Im Dunkeln nach Brannenburg zurückzuwandern, wäre aber auch kein Problem. Die Straße ist durchgehend breit und geteert und dadurch relativ sicher. Dazu gehen wir zunächst die Straße zurück, die wir gekommen sind, und folgen ihr dann am Abzweigungspunkt geradeaus weiter. Wir passieren einen einzelnen Bauernhof und erreichen nach ein paar Wohnhäusern eine Abzweigung, die rechts hinauf zur Schlipfgrubalm führt.
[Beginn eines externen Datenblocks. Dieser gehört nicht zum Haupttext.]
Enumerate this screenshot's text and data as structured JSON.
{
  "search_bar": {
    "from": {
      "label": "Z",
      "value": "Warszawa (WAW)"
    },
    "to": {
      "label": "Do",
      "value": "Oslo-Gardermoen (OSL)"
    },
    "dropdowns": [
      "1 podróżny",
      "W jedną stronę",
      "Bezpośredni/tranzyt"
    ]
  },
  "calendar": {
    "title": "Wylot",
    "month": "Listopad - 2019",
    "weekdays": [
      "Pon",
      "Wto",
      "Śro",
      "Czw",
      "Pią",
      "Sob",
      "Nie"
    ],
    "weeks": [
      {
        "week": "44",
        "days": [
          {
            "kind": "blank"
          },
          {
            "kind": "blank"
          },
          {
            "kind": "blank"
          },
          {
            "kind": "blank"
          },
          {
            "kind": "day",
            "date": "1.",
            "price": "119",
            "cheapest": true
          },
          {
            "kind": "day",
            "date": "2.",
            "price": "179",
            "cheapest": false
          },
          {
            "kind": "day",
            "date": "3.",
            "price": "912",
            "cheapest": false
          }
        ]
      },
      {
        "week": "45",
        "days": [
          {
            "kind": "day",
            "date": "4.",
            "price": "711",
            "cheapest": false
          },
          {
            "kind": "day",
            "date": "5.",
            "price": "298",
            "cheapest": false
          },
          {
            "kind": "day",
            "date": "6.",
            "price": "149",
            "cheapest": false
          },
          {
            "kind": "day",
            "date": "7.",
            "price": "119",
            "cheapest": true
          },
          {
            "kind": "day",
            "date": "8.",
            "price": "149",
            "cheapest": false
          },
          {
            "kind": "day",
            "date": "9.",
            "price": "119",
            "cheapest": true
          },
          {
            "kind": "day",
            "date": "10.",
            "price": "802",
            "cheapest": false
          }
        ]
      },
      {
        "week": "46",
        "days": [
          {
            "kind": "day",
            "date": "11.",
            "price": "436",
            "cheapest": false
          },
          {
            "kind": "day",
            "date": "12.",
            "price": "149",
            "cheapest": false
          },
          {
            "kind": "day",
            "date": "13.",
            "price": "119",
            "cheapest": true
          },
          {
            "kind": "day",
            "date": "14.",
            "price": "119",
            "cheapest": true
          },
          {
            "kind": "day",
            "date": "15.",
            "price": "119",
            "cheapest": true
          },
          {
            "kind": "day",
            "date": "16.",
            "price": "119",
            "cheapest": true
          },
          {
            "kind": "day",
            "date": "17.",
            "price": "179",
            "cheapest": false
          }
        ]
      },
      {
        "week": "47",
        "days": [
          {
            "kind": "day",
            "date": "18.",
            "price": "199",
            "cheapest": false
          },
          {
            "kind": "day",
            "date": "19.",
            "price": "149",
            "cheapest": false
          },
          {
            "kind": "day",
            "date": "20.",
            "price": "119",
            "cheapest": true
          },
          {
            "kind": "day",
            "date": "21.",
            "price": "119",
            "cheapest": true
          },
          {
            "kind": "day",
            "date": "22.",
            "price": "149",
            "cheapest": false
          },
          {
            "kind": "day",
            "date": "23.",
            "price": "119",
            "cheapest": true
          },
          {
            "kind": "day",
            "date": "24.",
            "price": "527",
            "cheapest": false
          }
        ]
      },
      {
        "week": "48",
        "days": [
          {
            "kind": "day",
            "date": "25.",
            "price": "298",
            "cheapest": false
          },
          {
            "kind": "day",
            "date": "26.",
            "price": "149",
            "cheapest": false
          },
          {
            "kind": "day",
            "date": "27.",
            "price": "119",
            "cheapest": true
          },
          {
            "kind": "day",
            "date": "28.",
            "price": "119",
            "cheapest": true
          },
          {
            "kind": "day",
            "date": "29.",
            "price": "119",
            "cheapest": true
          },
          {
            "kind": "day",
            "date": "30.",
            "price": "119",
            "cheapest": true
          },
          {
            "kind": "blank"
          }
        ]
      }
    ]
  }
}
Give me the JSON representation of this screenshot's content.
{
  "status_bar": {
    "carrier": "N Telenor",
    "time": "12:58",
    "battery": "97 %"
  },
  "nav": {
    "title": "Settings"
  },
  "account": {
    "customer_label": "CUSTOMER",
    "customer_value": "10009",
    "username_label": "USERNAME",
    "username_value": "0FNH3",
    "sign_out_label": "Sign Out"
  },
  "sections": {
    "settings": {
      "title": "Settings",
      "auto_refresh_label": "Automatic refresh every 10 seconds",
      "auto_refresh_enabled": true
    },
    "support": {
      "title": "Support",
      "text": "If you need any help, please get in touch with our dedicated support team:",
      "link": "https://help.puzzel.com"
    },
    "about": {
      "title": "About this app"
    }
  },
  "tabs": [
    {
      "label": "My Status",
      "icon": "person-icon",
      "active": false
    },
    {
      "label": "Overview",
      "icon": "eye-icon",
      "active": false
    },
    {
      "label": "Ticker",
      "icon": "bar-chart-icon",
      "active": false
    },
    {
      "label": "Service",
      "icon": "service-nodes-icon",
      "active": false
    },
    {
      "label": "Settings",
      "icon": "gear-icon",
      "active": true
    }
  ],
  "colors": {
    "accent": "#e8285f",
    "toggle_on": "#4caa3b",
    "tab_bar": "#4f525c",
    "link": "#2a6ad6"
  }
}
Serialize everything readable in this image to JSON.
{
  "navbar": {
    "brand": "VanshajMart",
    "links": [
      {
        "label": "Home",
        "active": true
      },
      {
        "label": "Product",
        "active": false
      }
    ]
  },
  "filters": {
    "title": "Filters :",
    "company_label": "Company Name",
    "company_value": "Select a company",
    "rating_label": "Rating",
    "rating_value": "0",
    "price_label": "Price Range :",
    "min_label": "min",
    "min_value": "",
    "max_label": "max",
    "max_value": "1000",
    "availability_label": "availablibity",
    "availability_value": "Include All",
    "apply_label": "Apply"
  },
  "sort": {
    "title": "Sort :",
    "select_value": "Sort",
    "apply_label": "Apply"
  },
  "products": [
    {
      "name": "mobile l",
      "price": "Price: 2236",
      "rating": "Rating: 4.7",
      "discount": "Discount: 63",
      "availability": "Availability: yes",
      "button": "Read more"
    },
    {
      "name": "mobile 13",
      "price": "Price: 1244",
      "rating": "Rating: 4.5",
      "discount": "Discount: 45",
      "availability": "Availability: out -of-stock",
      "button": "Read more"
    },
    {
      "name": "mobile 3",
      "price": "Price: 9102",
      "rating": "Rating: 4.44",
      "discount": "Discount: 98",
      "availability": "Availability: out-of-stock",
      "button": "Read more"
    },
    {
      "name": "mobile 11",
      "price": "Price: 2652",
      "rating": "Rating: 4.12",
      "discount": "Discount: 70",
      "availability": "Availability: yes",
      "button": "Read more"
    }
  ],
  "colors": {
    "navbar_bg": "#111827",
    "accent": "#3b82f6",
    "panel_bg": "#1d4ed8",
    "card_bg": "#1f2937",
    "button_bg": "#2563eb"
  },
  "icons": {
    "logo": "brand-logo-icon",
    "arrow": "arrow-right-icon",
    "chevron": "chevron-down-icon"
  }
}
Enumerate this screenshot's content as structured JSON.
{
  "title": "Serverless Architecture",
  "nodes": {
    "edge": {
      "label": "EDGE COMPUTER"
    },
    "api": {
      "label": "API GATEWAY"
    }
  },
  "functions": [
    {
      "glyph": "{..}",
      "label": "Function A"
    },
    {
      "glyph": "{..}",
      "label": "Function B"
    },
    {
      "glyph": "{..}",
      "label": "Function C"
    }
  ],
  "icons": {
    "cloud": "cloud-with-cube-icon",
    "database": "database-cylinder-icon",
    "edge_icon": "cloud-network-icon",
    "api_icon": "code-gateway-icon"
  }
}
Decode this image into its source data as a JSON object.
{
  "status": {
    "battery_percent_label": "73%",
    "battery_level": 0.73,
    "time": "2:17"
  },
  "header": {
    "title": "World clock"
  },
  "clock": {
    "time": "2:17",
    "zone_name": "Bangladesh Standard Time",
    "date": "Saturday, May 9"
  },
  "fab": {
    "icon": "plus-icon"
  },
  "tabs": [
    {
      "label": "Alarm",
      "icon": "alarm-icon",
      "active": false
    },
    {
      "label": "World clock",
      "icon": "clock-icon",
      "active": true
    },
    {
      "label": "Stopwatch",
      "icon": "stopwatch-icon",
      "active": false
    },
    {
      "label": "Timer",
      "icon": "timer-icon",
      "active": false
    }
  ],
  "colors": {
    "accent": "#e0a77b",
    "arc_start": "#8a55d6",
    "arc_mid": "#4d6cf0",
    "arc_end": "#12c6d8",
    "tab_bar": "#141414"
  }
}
Wir wenden uns jedoch nach links, passieren einen großen Wanderparkplatz und einen Bauernhof auf der rechten Straßenseite und nehmen nach etwa 200 Metern die Straße nach links. Sie führt steil bergab, bald direkt auf Brannenburg zu. Achtung: Hier dürfen auch wieder Autos fahren. Über die Dorfstraße kommen wir schließlich zur Pfarrkirche zurück.

Touren-Charakter

Sehr einfache Wanderung auf breiten Wegen und Bergstraßen

Ausgangspunkt

Pfarrkirche Maria Himmelfahrt in Brannenburg

Endpunkt

Pfarrkirche Maria Himmelfahrt in Brannenburg

Barock-Kleinod Schwarzlack

Als Graf Max IV. von Preysing, damals wichtigster Mann am kurfürstlichen Hof in München, Herr auf Schloss Brannenburg wurde, wollte er eine neue Barockkirche bauen und wählte als Platz die alte Einsiedelei oben auf der Schwarzlack. Der Bau erfolgte von 1750 bis 1754. Der Altar im Stil des Rokokos trägt ein schon zuvor verehrtes Mariahilfbild.

Burg Brannenburg

Die so prächtig gelb leuchtende Burg Brannenburg stammt aus dem 11. Jahrhundert und wurde später mehrere Male verkauft oder verpfändet. Im 18. Jahrhundert gehörte sie Johann Max IV. von Preysing-Hohenaschau. 1871 erwarb sie Major Max Reinhardt, der das Schloss im Stil der englischen Gotik umbauen ließ. Heute beherbergt es ein Internat.